Why doesn’t Wall Street make investments in actual…investments? For example, solar power panel prices are plummeting and expected to fall to between $0.50 and $1.00 per watt. This will put solar power near grid parity in many parts of the country and that’s before Federal and state tax rebates (true those would be scaled down if there were large scale interest in the program, but you get parity even without it). There would still be a risk of losing money, but only if electricity prices over the next 25 years averaged less than they are now (for $1/watt panels, if it actually falls below then the math gets even better). I find this highly unlikely and think there is a good chance that it will be double due to carbon taxes, lack of capacity in the power grid, resource shortages, etc. [It should also be noted that the bulk of cost at that point would be from the inverters, batteries and installation, in which the latter two have much more room to fall through technological innovation over the next few years].
Of course in the twisted world of investment banking, this isn’t a good investment (despite having very similar return rates as mortgage bundles) because the market can’t be scaled up to $500 billion off the bat, and would have to wait for increased production of panels to kick in. They also couldn’t extract large fees in the beginning, which as the NY Times article points out, is the primary purpose of the life insurance bundles. In the end, instead of investing money in proven technology to help make life better, we’re going to have people making or losing billions based on death.
Addendum: Now that I’ve read this I feel my point at the end wasn’t quite clear. The word “investment” implies that today’s capital is set aside and gradually used in order to lead to economic growth in the future, either through innovation or increased infrastructure. That economic growth then disproportionately rewards the investors under the idea that they risked their money and provided a marginal benefit to society at large. Of course investments can go bad when they are put in something that doesn’t work or lead to too much capacity.
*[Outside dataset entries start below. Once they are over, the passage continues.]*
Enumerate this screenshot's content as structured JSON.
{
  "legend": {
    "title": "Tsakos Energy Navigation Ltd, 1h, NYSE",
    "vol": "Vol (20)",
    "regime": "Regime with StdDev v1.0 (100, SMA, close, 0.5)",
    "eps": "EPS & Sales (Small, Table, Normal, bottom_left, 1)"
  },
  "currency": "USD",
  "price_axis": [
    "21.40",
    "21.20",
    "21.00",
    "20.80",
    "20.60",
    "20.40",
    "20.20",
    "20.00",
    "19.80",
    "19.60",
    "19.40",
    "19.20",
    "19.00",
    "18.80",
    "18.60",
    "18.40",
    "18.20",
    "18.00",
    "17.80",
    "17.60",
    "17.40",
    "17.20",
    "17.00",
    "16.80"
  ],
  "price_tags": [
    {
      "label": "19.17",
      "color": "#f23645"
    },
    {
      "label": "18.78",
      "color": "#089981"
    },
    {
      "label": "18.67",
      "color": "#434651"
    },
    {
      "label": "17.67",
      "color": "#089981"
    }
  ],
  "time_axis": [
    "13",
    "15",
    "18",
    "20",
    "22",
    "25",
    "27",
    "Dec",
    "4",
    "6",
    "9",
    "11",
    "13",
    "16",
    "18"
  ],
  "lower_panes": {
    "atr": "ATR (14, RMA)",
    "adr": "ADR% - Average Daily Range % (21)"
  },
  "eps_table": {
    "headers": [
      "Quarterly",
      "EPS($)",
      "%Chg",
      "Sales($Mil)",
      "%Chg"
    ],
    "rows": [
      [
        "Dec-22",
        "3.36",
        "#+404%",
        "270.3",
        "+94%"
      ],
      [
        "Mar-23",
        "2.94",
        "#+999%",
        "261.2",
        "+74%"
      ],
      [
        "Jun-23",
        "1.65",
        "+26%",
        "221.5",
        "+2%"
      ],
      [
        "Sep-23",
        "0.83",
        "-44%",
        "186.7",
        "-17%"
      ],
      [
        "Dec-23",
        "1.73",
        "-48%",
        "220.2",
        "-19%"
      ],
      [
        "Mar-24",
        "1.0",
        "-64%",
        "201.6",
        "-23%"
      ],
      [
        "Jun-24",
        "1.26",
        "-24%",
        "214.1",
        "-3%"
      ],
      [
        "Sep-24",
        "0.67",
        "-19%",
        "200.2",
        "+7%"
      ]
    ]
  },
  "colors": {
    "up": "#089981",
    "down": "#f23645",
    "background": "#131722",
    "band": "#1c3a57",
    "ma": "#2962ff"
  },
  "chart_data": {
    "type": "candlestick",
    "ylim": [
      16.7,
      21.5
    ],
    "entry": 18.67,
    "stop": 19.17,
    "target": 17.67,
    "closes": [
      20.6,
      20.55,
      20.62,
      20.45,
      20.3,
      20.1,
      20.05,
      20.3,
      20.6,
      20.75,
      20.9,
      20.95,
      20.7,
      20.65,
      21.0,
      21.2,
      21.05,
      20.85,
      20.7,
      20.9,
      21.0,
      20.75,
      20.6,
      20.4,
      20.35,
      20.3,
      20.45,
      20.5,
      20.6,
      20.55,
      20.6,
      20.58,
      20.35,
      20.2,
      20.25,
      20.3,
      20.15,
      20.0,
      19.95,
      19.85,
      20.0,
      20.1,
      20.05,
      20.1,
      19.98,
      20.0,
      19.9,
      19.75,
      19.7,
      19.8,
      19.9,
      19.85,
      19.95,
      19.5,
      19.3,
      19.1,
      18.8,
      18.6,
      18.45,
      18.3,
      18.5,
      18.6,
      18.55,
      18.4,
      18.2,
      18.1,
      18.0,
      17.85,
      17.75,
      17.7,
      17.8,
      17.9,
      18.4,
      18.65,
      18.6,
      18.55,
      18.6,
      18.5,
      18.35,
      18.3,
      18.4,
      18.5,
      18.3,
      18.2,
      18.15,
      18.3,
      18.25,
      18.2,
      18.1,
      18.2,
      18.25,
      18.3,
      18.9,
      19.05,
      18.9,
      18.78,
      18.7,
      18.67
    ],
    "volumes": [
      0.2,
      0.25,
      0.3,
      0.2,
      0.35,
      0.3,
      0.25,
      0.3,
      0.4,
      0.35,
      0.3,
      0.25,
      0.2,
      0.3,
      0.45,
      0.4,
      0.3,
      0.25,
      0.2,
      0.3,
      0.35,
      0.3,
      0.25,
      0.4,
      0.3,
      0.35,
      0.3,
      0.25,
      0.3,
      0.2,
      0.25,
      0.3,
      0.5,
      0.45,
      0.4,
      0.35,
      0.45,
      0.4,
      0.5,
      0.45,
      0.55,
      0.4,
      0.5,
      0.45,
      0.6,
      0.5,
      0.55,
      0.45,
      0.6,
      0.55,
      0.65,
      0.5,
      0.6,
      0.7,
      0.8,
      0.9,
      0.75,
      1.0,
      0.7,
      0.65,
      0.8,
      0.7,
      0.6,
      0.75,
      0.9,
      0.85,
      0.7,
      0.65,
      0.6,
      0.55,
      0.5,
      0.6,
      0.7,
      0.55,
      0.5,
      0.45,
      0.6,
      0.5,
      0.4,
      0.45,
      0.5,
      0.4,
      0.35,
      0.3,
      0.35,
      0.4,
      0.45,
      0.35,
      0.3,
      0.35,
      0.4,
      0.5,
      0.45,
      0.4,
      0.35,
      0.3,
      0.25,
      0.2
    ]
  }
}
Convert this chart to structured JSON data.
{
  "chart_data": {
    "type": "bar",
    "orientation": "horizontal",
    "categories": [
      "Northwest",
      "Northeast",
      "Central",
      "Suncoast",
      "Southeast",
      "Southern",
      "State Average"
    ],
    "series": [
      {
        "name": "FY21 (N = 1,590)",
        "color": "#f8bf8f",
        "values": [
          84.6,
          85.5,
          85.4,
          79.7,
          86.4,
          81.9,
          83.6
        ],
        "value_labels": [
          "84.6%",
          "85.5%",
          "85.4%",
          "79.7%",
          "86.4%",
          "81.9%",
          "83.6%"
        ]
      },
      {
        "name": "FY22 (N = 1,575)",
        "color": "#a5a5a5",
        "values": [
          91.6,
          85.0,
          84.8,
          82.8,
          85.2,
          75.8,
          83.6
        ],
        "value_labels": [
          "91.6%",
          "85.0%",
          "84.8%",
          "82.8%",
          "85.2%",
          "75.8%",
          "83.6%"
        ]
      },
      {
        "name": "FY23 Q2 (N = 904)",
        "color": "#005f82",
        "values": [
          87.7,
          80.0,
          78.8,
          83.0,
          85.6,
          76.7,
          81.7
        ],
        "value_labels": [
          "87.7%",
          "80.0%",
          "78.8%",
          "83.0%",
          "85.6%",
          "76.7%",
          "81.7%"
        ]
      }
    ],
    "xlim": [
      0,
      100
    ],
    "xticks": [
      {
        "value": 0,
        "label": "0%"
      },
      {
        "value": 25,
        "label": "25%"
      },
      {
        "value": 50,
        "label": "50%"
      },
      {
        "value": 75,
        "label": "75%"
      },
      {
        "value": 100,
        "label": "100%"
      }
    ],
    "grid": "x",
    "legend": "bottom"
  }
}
However Wall Street has become big on flat out speculation. Speculators don’t provide any economic growth benefit, but still have market benefit in theory because they provide liquidity and make the market more efficient (and hence cheaper). In practice, the number of speculators in a market has to be rather small compared to the size of the market, or else bubbles will form and the market will become very inefficient and/or there will be a lot of meaningless trades that are generated for transaction costs and nothing else. When two-thirds of stock market volume is in high frequency trades, or the securitization market (and thus creation fees) becomes a large percentage of the securities, then the price of doing business in that market increases and for all intents and purposes becomes a “tax” on the other participants. Several economists have pointed out that the FIRE (financial, insurance and real estate) sector has stopped providing efficiency to markets in a way that allows for greater economic growth, and instead has become so large that it acts as a tax on economic growth. The NYT article was very clear that the securitization idea will lead to increased premiums for the customers as a whole, and that “tax” is where all the big profits are coming from.
I gave the example of the solar energy investments (and they could be securitized even) as something that would allow for greater economic growth, both by increasing power generation and decreasing demand for central power, and which there is a surfeit of demand at present. I hope that’s more clear now.